What the license allows you to do is make monster, item and spell cards, and reprint those things in an adventure or supplement for convenience.
 

Except, you know, the rules. Classes aren't there. Actual gameplay rules aren't there. Carousing isn't there, or random encounters, or travel. Exactly what would you be reprinting?

What the license allows you to do is make monster, item and spell cards, and reprint those things in an adventure or supplement for convenience.
Again

You may freely use and reference the genereal concepts of Shadowdark RPG, such as the rules and game mechanics. (...) You may not print verbatim passages of text. (...)

From the website:

Q: Section 2 of the license says, “you may not print verbatim passages of text (no matter the length) from the game, with the exception of monsters, spells, and magic items.” Does that mean I can’t write game rules, like talents, with your same wording?


A: This is a bit of a gray area in the copyright world. Separating game mechanics (not copyrighted) from creativity (copyrighted) can be tricky with TTRPGs.


If something is purely a mechanical rule that would be difficult to express in any other way, such as certain class talents (example: “+2 to Strength, Dexterity, or Intelligence stat”), then you can use the exact same wording.


But if a talent has mixed in creativity/flavor that goes beyond minimal game mechanics wording (example: “1/day, DC 15 CHA to hypnotize a target in near, focus duration”), then you’d want to avoid using that same wording.


Generally speaking, if it would be very difficult to write something in any other way (without sounding absurd) to work within the game rules, then it’s okay to proceed.
 

Except, you know, the rules.
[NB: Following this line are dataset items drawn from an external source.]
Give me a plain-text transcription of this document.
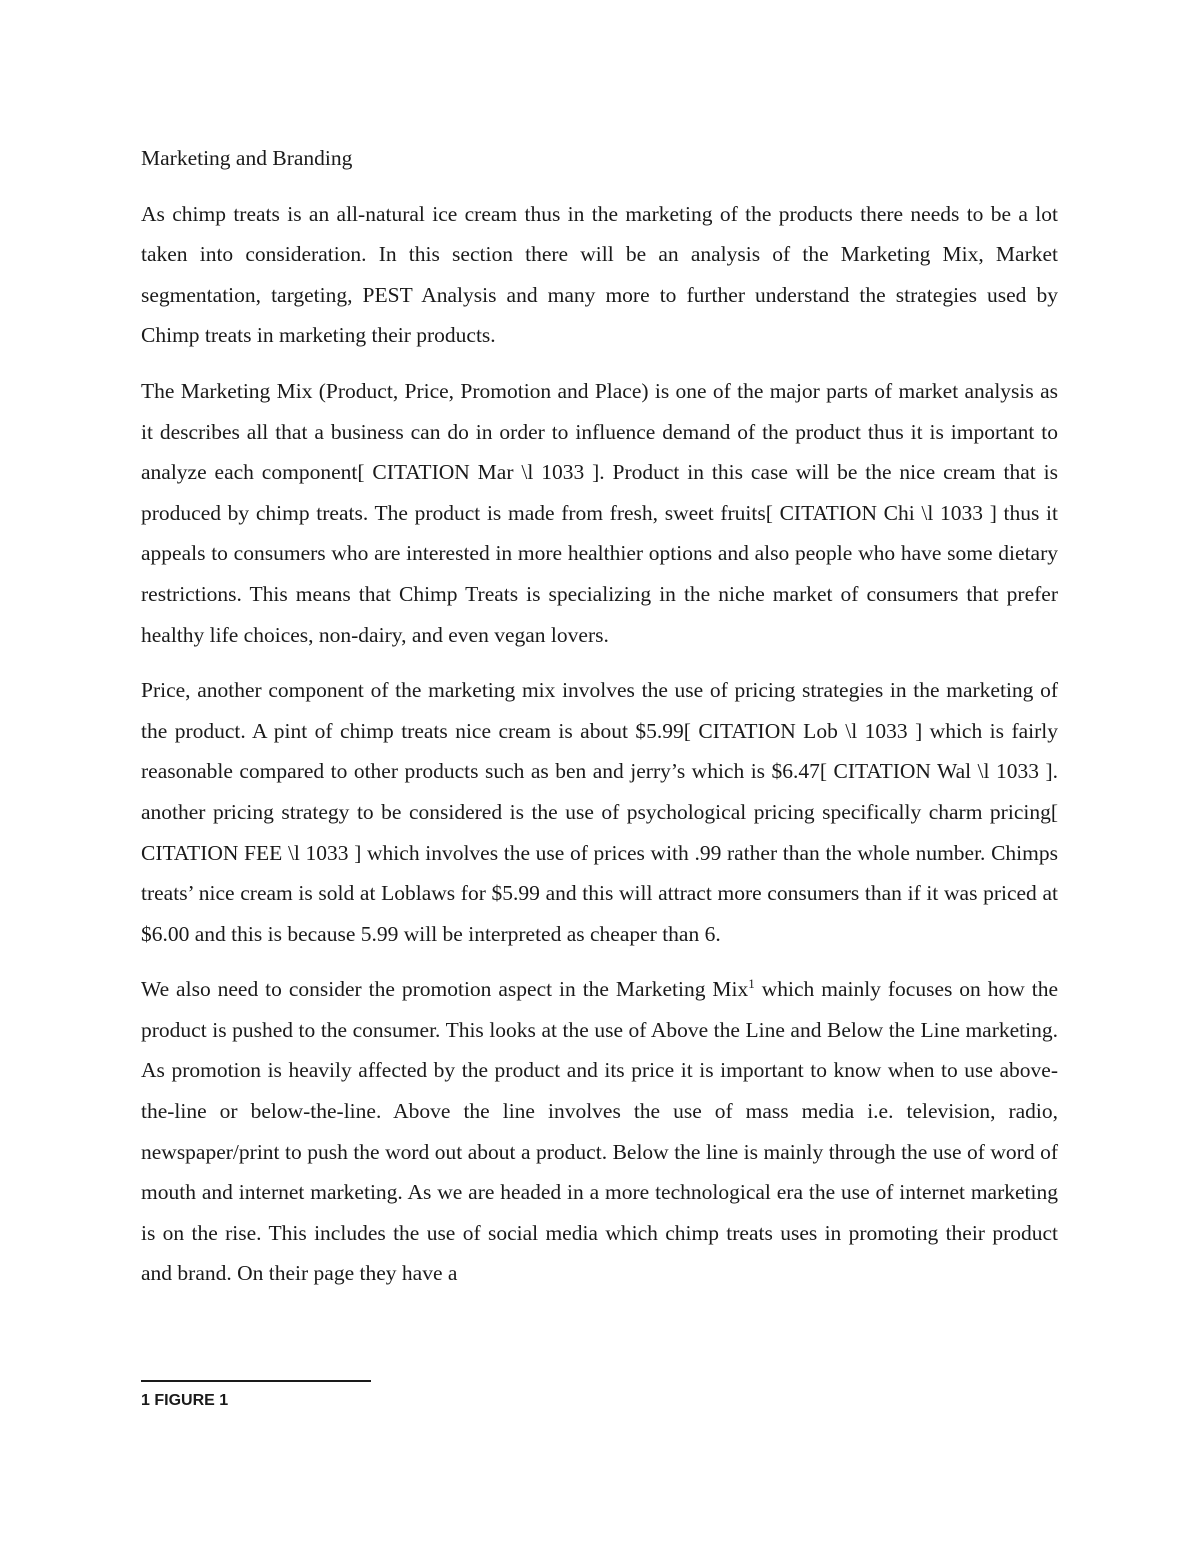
Marketing and Branding

As chimp treats is an all-natural ice cream thus in the marketing of the products there needs to be a lot taken into consideration. In this section there will be an analysis of the Marketing Mix, Market segmentation, targeting, PEST Analysis and many more to further understand the strategies used by Chimp treats in marketing their products.

The Marketing Mix (Product, Price, Promotion and Place) is one of the major parts of market analysis as it describes all that a business can do in order to influence demand of the product thus it is important to analyze each component[ CITATION Mar \l 1033 ]. Product in this case will be the nice cream that is produced by chimp treats. The product is made from fresh, sweet fruits[ CITATION Chi \l 1033 ] thus it appeals to consumers who are interested in more healthier options and also people who have some dietary restrictions. This means that Chimp Treats is specializing in the niche market of consumers that prefer healthy life choices, non-dairy, and even vegan lovers.

Price, another component of the marketing mix involves the use of pricing strategies in the marketing of the product. A pint of chimp treats nice cream is about $5.99[ CITATION Lob \l 1033 ] which is fairly reasonable compared to other products such as ben and jerry’s which is $6.47[ CITATION Wal \l 1033 ]. another pricing strategy to be considered is the use of psychological pricing specifically charm pricing[ CITATION FEE \l 1033 ] which involves the use of prices with .99 rather than the whole number. Chimps treats’ nice cream is sold at Loblaws for $5.99 and this will attract more consumers than if it was priced at $6.00 and this is because 5.99 will be interpreted as cheaper than 6.

We also need to consider the promotion aspect in the Marketing Mix$^1$ which mainly focuses on how the product is pushed to the consumer. This looks at the use of Above the Line and Below the Line marketing. As promotion is heavily affected by the product and its price it is important to know when to use above-the-line or below-the-line. Above the line involves the use of mass media i.e. television, radio, newspaper/print to push the word out about a product. Below the line is mainly through the use of word of mouth and internet marketing. As we are headed in a more technological era the use of internet marketing is on the rise. This includes the use of social media which chimp treats uses in promoting their product and brand. On their page they have a

1 FIGURE 1
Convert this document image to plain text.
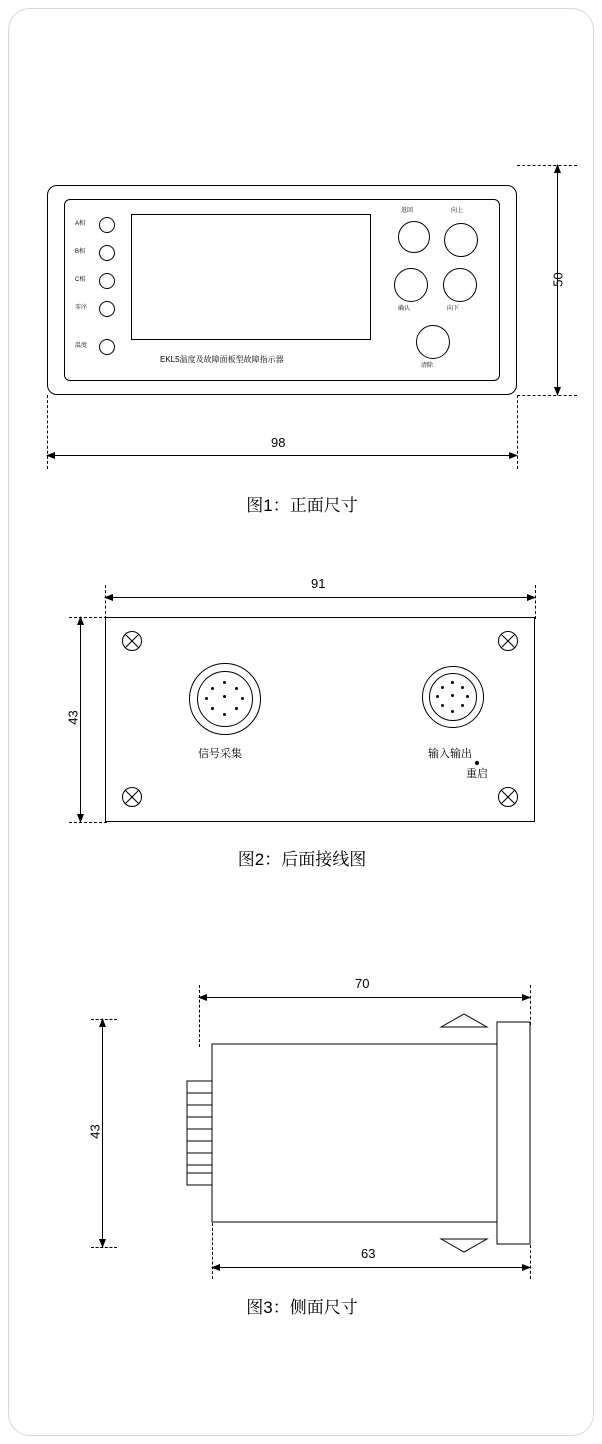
A相
B相
C相
零序
温度
EKL5温度及故障面板型故障指示器
返回	向上
确认	向下
清除
50
98
图1：正面尺寸
91
43
信号采集	输入输出
重启
图2：后面接线图
70
43
63
图3：侧面尺寸
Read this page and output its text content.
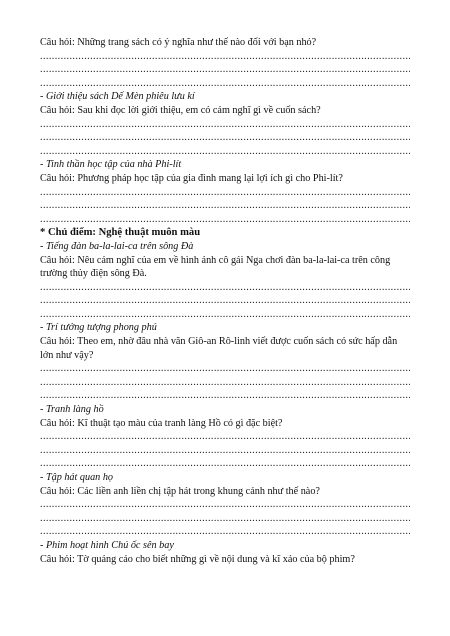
Câu hỏi: Những trang sách có ý nghĩa như thế nào đối với bạn nhỏ?
.....
.....
.....
- Giới thiệu sách Dế Mèn phiêu lưu kí
Câu hỏi: Sau khi đọc lời giới thiệu, em có cảm nghĩ gì về cuốn sách?
.....
.....
.....
- Tinh thần học tập của nhà Phi-lít
Câu hỏi: Phương pháp học tập của gia đình mang lại lợi ích gì cho Phi-lít?
.....
.....
.....
* Chủ điểm: Nghệ thuật muôn màu
- Tiếng đàn ba-la-lai-ca trên sông Đà
Câu hỏi: Nêu cảm nghĩ của em về hình ảnh cô gái Nga chơi đàn ba-la-lai-ca trên công trường thủy điện sông Đà.
.....
.....
.....
- Trí tưởng tượng phong phú
Câu hỏi: Theo em, nhờ đâu nhà văn Giô-an Rô-linh viết được cuốn sách có sức hấp dẫn lớn như vậy?
.....
.....
.....
- Tranh làng hồ
Câu hỏi: Kĩ thuật tạo màu của tranh làng Hồ có gì đặc biệt?
.....
.....
.....
- Tập hát quan họ
Câu hỏi: Các liền anh liền chị tập hát trong khung cảnh như thế nào?
.....
.....
.....
- Phim hoạt hình Chú ốc sên bay
Câu hỏi: Tờ quảng cáo cho biết những gì về nội dung và kĩ xảo của bộ phim?
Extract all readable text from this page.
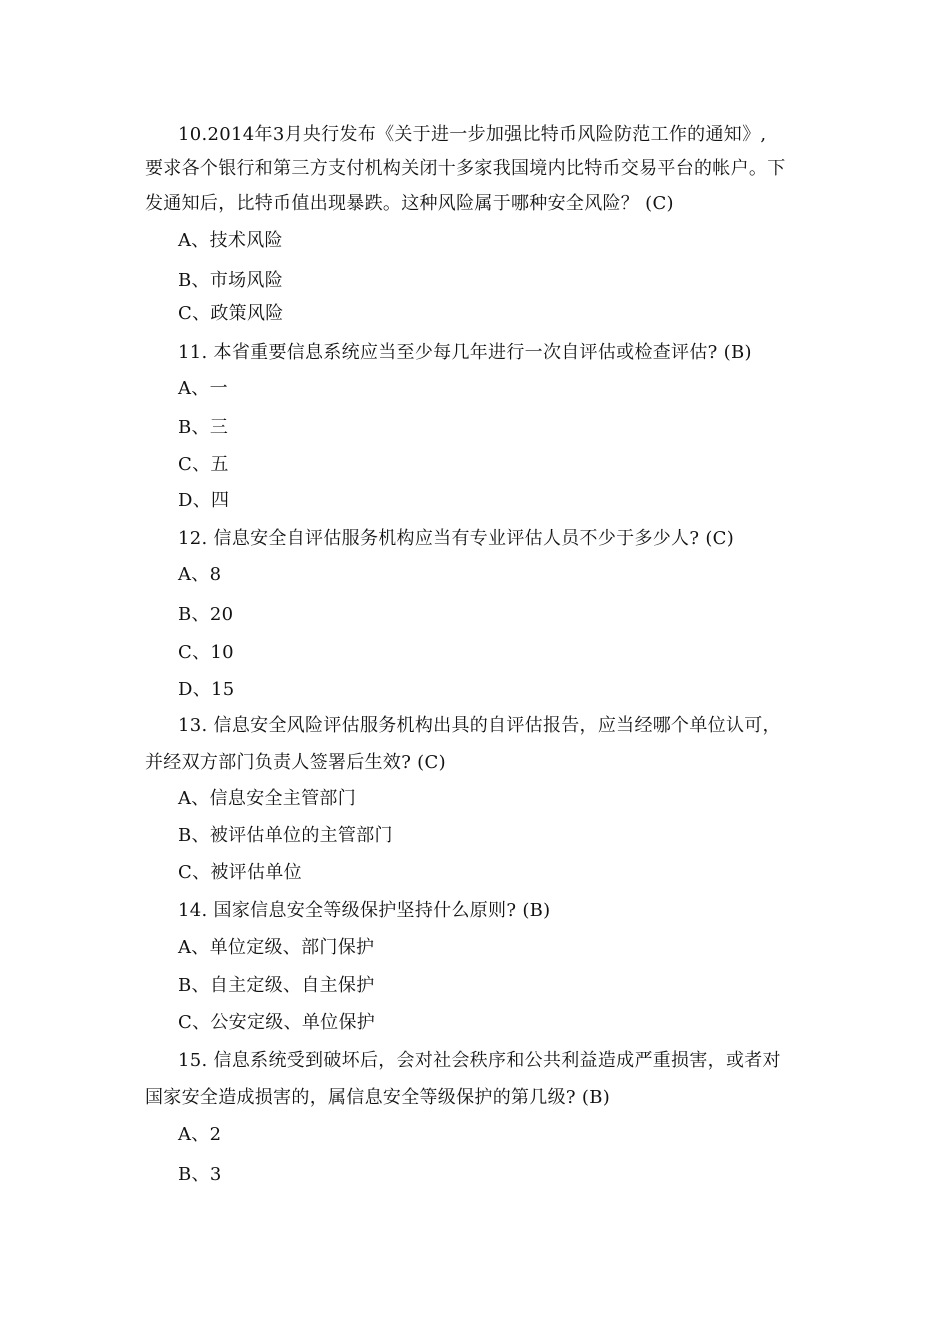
10.2014年3月央行发布《关于进一步加强比特币风险防范工作的通知》,
要求各个银行和第三方支付机构关闭十多家我国境内比特币交易平台的帐户。下
发通知后，比特币值出现暴跌。这种风险属于哪种安全风险？ (C)
A、技术风险
B、市场风险
C、政策风险
11. 本省重要信息系统应当至少每几年进行一次自评估或检查评估? (B)
A、一
B、三
C、五
D、四
12. 信息安全自评估服务机构应当有专业评估人员不少于多少人? (C)
A、8
B、20
C、10
D、15
13. 信息安全风险评估服务机构出具的自评估报告，应当经哪个单位认可，
并经双方部门负责人签署后生效? (C)
A、信息安全主管部门
B、被评估单位的主管部门
C、被评估单位
14. 国家信息安全等级保护坚持什么原则? (B)
A、单位定级、部门保护
B、自主定级、自主保护
C、公安定级、单位保护
15. 信息系统受到破坏后，会对社会秩序和公共利益造成严重损害，或者对
国家安全造成损害的，属信息安全等级保护的第几级? (B)
A、2
B、3
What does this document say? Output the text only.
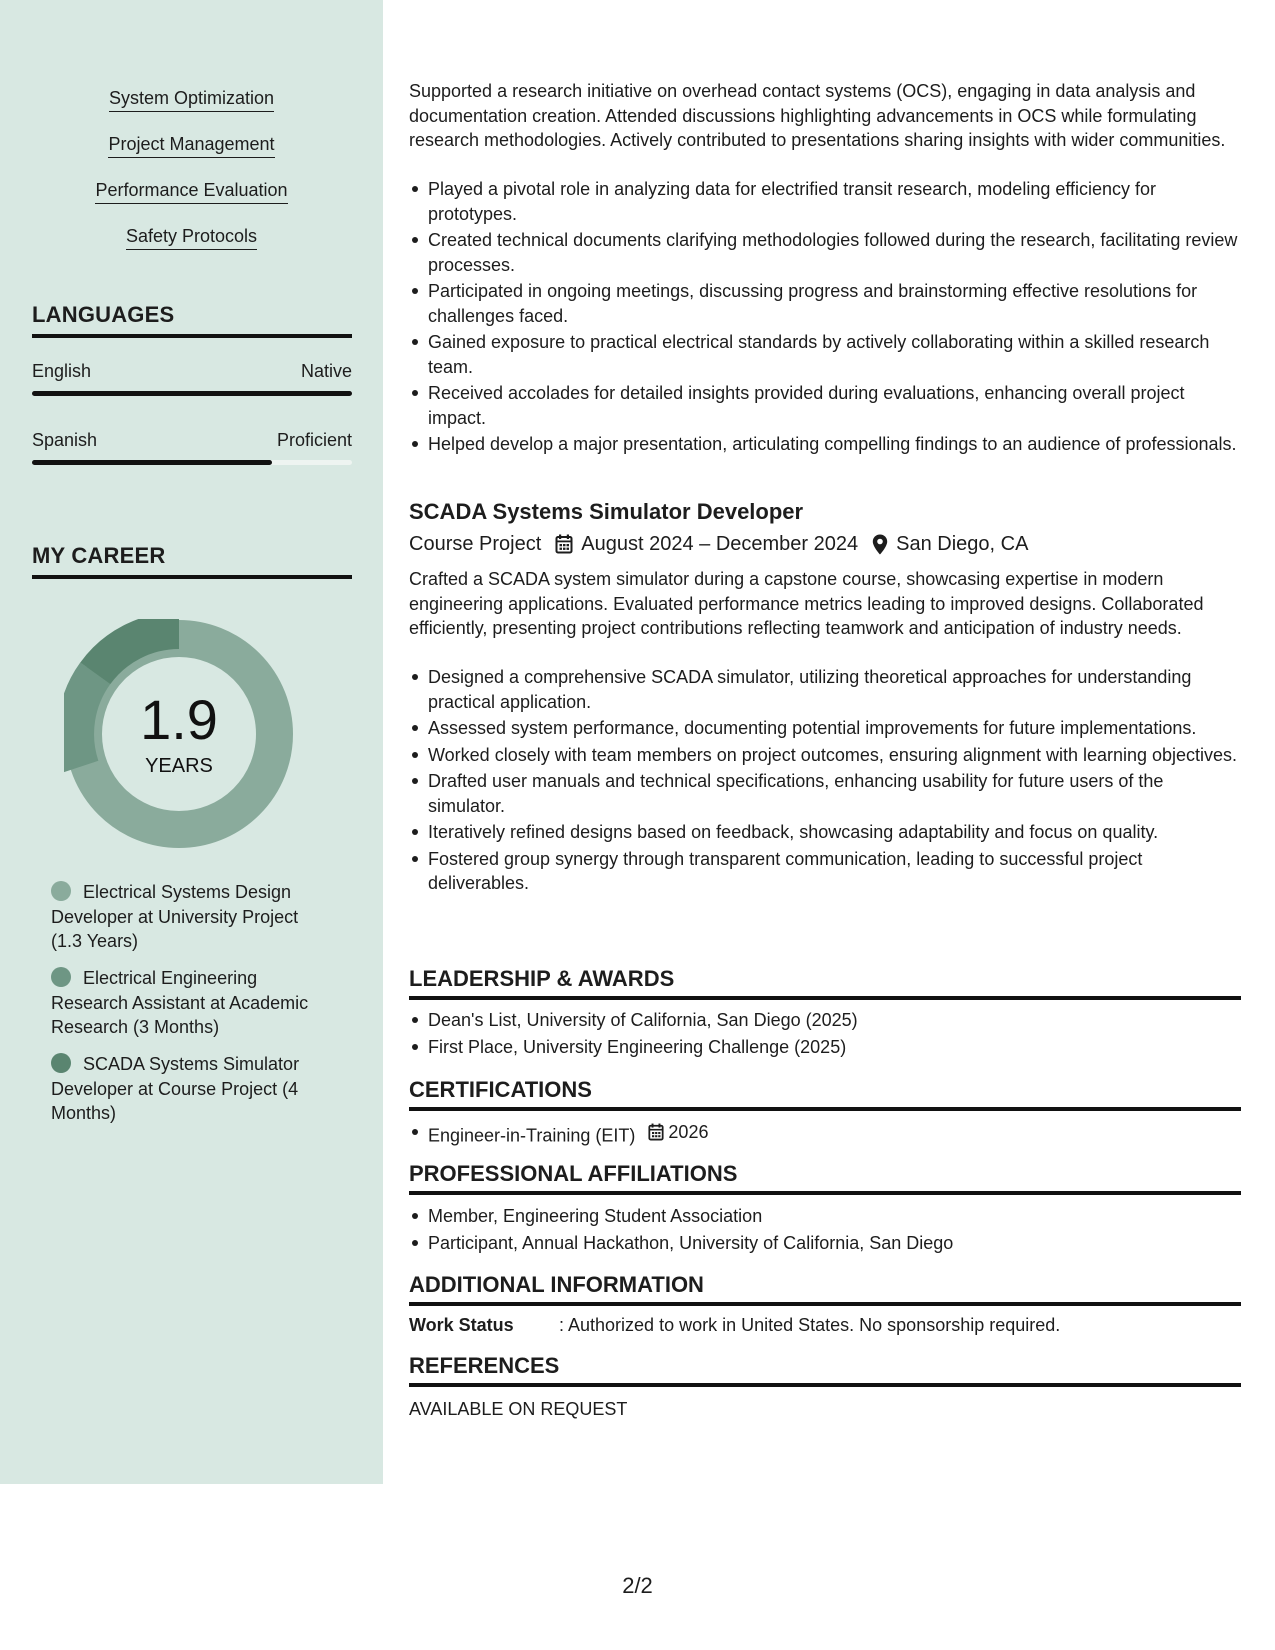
System Optimization
Project Management
Performance Evaluation
Safety Protocols
LANGUAGES
English	Native
Spanish	Proficient
MY CAREER
1.9
YEARS
Electrical Systems Design Developer at University Project (1.3 Years)
Electrical Engineering Research Assistant at Academic Research (3 Months)
SCADA Systems Simulator Developer at Course Project (4 Months)
Supported a research initiative on overhead contact systems (OCS), engaging in data analysis and documentation creation. Attended discussions highlighting advancements in OCS while formulating research methodologies. Actively contributed to presentations sharing insights with wider communities.
Played a pivotal role in analyzing data for electrified transit research, modeling efficiency for prototypes.
Created technical documents clarifying methodologies followed during the research, facilitating review processes.
Participated in ongoing meetings, discussing progress and brainstorming effective resolutions for challenges faced.
Gained exposure to practical electrical standards by actively collaborating within a skilled research team.
Received accolades for detailed insights provided during evaluations, enhancing overall project impact.
Helped develop a major presentation, articulating compelling findings to an audience of professionals.
SCADA Systems Simulator Developer
Course Project August 2024 – December 2024 San Diego, CA
Crafted a SCADA system simulator during a capstone course, showcasing expertise in modern engineering applications. Evaluated performance metrics leading to improved designs. Collaborated efficiently, presenting project contributions reflecting teamwork and anticipation of industry needs.
Designed a comprehensive SCADA simulator, utilizing theoretical approaches for understanding practical application.
Assessed system performance, documenting potential improvements for future implementations.
Worked closely with team members on project outcomes, ensuring alignment with learning objectives.
Drafted user manuals and technical specifications, enhancing usability for future users of the simulator.
Iteratively refined designs based on feedback, showcasing adaptability and focus on quality.
Fostered group synergy through transparent communication, leading to successful project deliverables.
LEADERSHIP & AWARDS
Dean's List, University of California, San Diego (2025)
First Place, University Engineering Challenge (2025)
CERTIFICATIONS
Engineer-in-Training (EIT) 2026
PROFESSIONAL AFFILIATIONS
Member, Engineering Student Association
Participant, Annual Hackathon, University of California, San Diego
ADDITIONAL INFORMATION
Work Status	: Authorized to work in United States. No sponsorship required.
REFERENCES
AVAILABLE ON REQUEST
2/2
Classes aren't there. Actual gameplay rules aren't there. Carousing isn't there, or random encounters, or travel. Exactly what would you be reprinting?

What the license allows you to do is make monster, item and spell cards, and reprint those things in an adventure or supplement for convenience.
No, its better than that IMO. For example, I did a rat-men bestiary spread for a recent project (read Skaven) and I could have used all the rat-adjacent entries fomr the main book in full if I had so desired. I ended up just using references to conserve space, but I think it's more useful than just making cards. Same with spells and being able to add them to NPCs or whatever.